• 29-nov-2020.

Un tranvía llamado Tennessee Williams llega a México

Tennessee Williams y Seki Sano en el teatro mexicano

Ricardo Lugo Viñas. Historiador

Es 1940, el compositor y escritor norteamericano Paul Bowles lleva dos años en nuestro país. Vive en Acapulco. Había venido a México buscando al enorme Silvestre Revueltas, por recomendación del compositor Aaron Copland. Por su parte, Tennessee había regresado a México con la idea de establecerse temporalmente aquí, “para retirarse del comercialismo de Broadway” y consagrarse al trabajo de algunos proyectos escriturales. Sabiendo esto, Bowles lo invitó a su casa en el puerto guerrerense.

 

Llegó por Veracruz y antes de dirigirse al Pacífico se detuvo en la capital. Visitó, “el Bar Tenampa, San Juan de Letrán, Los jardines flotantes de Xochimilco, el palacio de Maximiliano, la capillita nostálgica de la demente Carlota, Nuestra Señora de Guadalupe, el monumento a Juárez, las reliquias de la civilización azteca, la espada de Cortés, el penacho de Moctezuma” y los murales de Diego Rivera, como lo plasmaría.

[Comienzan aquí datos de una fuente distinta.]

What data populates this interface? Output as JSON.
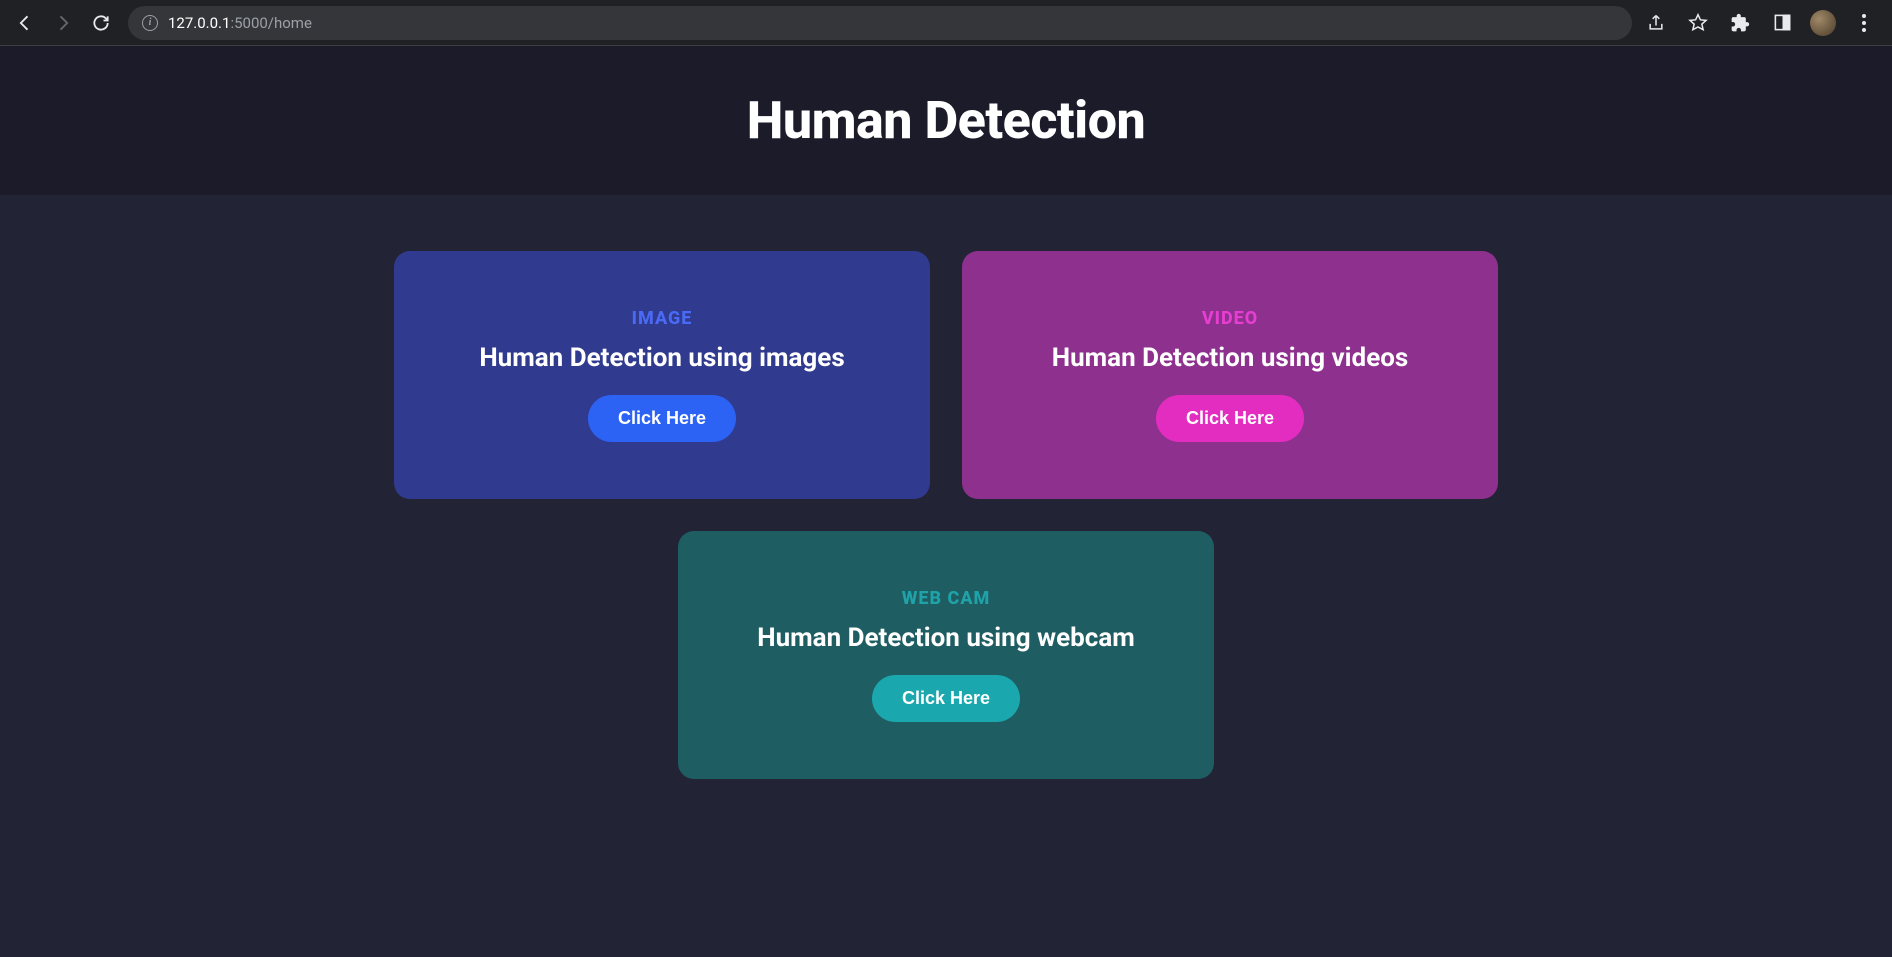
{
  "browser": {
    "url_host": "127.0.0.1",
    "url_path": ":5000/home"
  },
  "header": {
    "title": "Human Detection"
  },
  "cards": [
    {
      "label": "IMAGE",
      "description": "Human Detection using images",
      "button": "Click Here"
    },
    {
      "label": "VIDEO",
      "description": "Human Detection using videos",
      "button": "Click Here"
    },
    {
      "label": "WEB CAM",
      "description": "Human Detection using webcam",
      "button": "Click Here"
    }
  ]
}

En Acapulco, entre hamacas, albercas, alcohol y conversaciones con otros amigos escritores –como Andrew Gun y la pareja Bowles, Jane y Paul–, Tennessee obtuvo varias ideas e imágenes narrativas que posteriormente desarrollará en dos de sus obras más representativas: Camino Real y La noche de la iguana. Esta última quizá sea la que más alude a México, particularmente a Acapulco. Comienza: “La acción transcurre en el verano de 1940, en un hotel bastante rústico y bohemio situado sobre una montaña, que se eleva desde ‘La caleta’, la ‘Playa matutina’ de Puerto Barrio”.

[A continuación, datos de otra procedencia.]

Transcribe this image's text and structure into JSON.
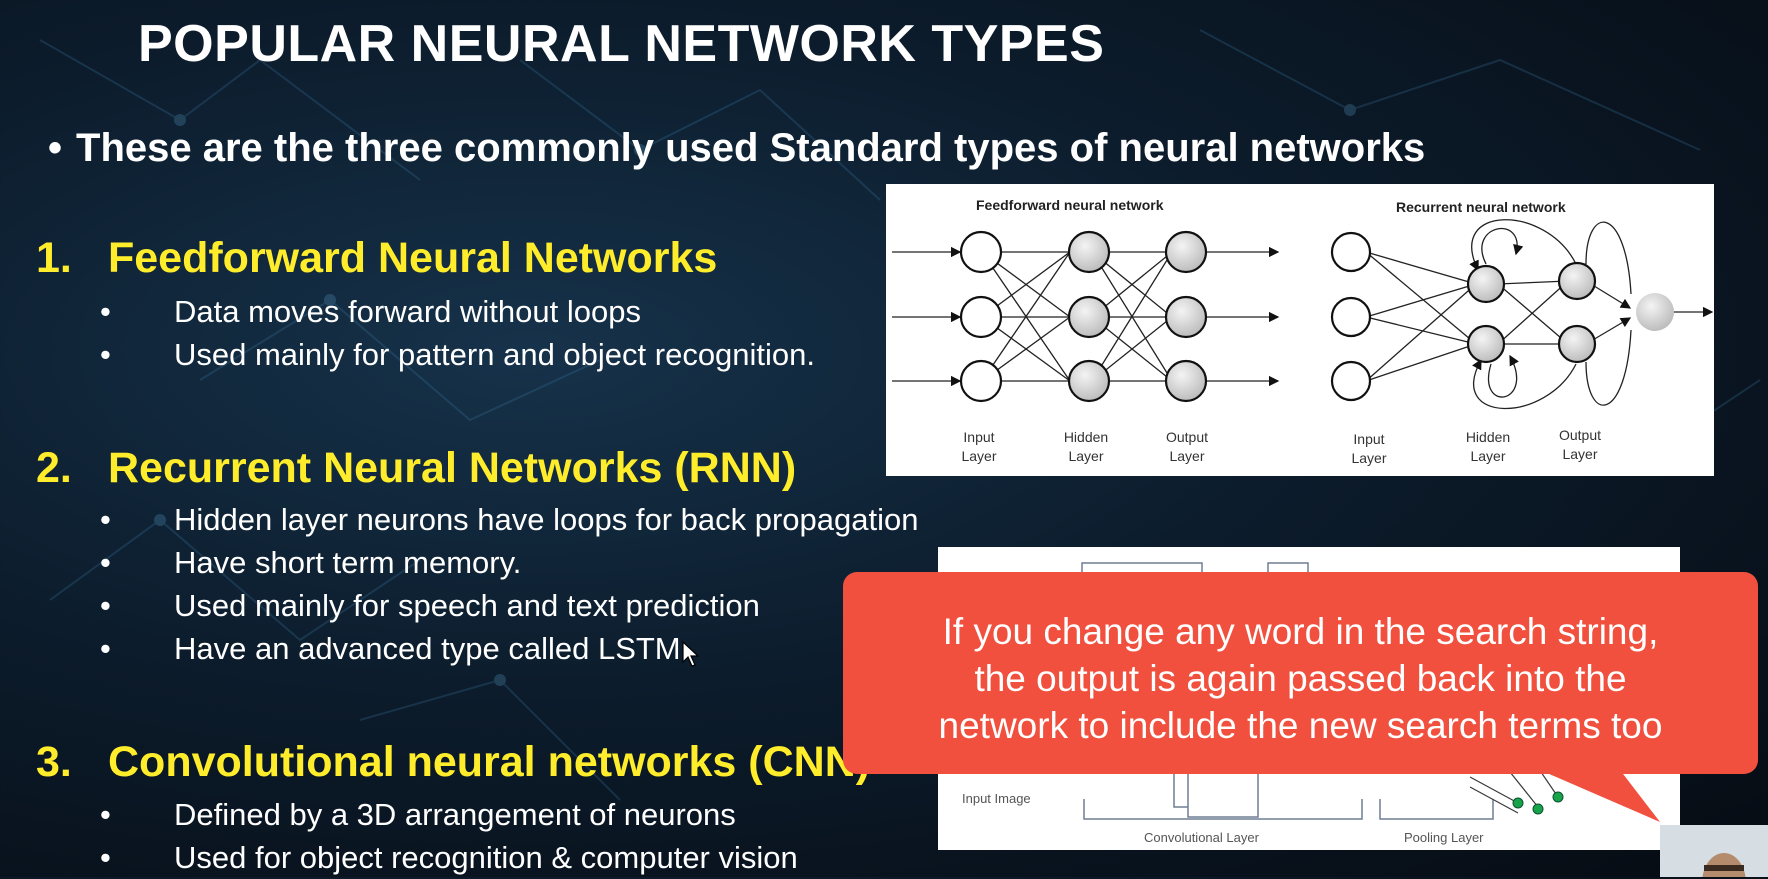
{
  "slide": {
    "title": "POPULAR NEURAL NETWORK TYPES",
    "intro": "These are the three commonly used Standard types of neural networks",
    "bullet_char": "•",
    "sections": [
      {
        "number": "1.",
        "heading": "Feedforward Neural Networks",
        "bullets": [
          "Data moves forward without loops",
          "Used mainly for pattern and object recognition."
        ]
      },
      {
        "number": "2.",
        "heading": "Recurrent Neural Networks (RNN)",
        "bullets": [
          "Hidden layer neurons have loops for back propagation",
          "Have short term memory.",
          "Used mainly for speech and text prediction",
          "Have an advanced type called LSTM"
        ]
      },
      {
        "number": "3.",
        "heading": "Convolutional neural networks (CNN)",
        "bullets": [
          "Defined by a 3D arrangement of neurons",
          "Used for object recognition & computer vision"
        ]
      }
    ]
  },
  "diagram": {
    "feedforward_title": "Feedforward neural network",
    "recurrent_title": "Recurrent neural network",
    "ff_labels": [
      [
        "Input",
        "Layer"
      ],
      [
        "Hidden",
        "Layer"
      ],
      [
        "Output",
        "Layer"
      ]
    ],
    "rnn_labels": [
      [
        "Input",
        "Layer"
      ],
      [
        "Hidden",
        "Layer"
      ],
      [
        "Output",
        "Layer"
      ]
    ]
  },
  "cnn_diagram": {
    "input_label": "Input Image",
    "conv_label": "Convolutional Layer",
    "pool_label": "Pooling Layer"
  },
  "callout": {
    "lines": [
      "If you change any word in the search string,",
      "the output is again passed back into the",
      "network to include the new search terms too"
    ],
    "color": "#f0503d"
  },
  "colors": {
    "heading": "#ffed2b",
    "text": "#ffffff",
    "background": "#0c1c2c"
  }
}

Cuatro son las obras en las que Tennessee hace constantes, entusiastas y a veces acerbas y prejuiciosas referencias a nuestro país: Camino real (1953), Un tranvía llamado deseo (1947), Summer and Smoke (1948) y La noche de la iguana (1948). Aunque el primer texto que publicó sobre su estancia en México fue un breve poema intitulado “El cristo de Guadalajara”, fechado en 1941. Volvió en 1945, se instaló en el lago de Chapala –a la manera de D. H. Lawrence– donde escribió parte de Un tranvía llamado deseo y Summer and Smoke, título probablemente inspirado en un poema de Crane.

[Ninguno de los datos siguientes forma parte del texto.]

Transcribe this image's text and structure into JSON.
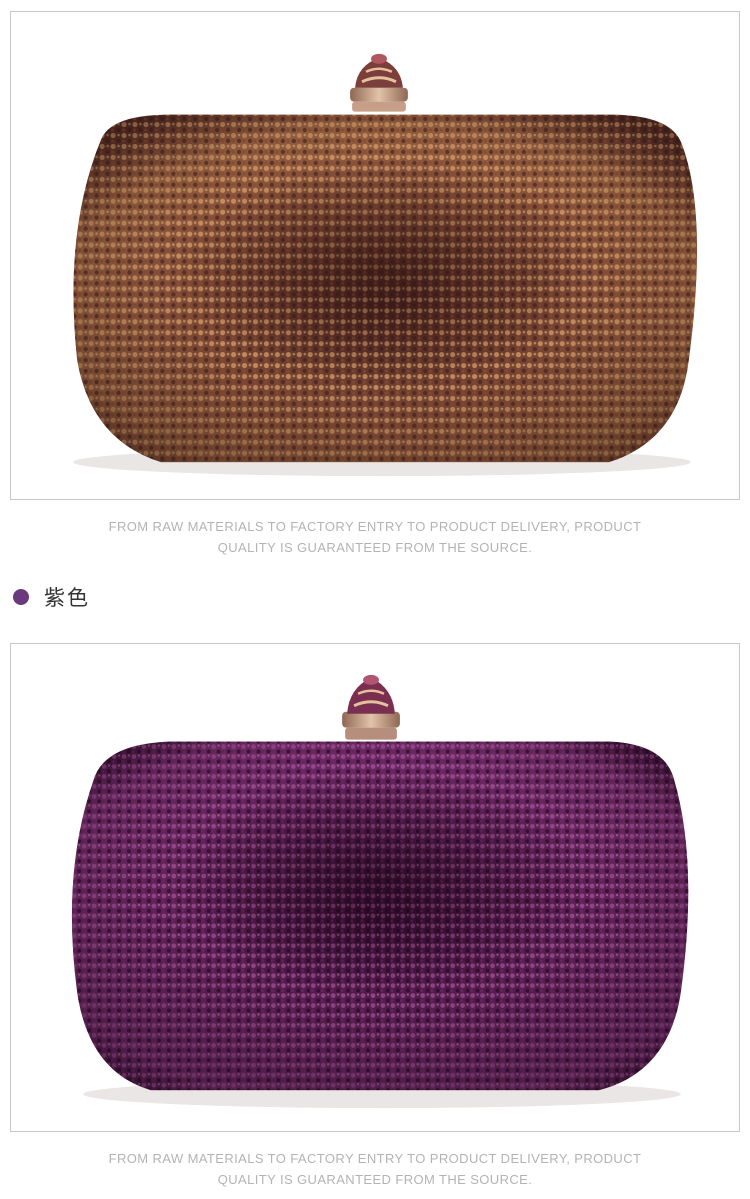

Su estilo decadente y su método de escritura llamada “sicológico-realista” influenció y marcó a toda una generación de dramaturgos mexicanos entre 1950 y 1960, entre los que destacan Hugo Argüelles, Emilio Carballido, Sergio Magaña y Luisa Josefina Hernández. Murió el 25 de febrero de 1983, en su suite del Hotel Elyseé, en Nueva York. La causa fue una sobredosis de barbitúricos. En 1983, se estrenó en México otra versión de Un tranvía…, ahora de José Emilio Pacheco, bajo la dirección de Martha Luna y con Jaqueline Andere, Humberto Zurita y Diana Bracho en los estelares.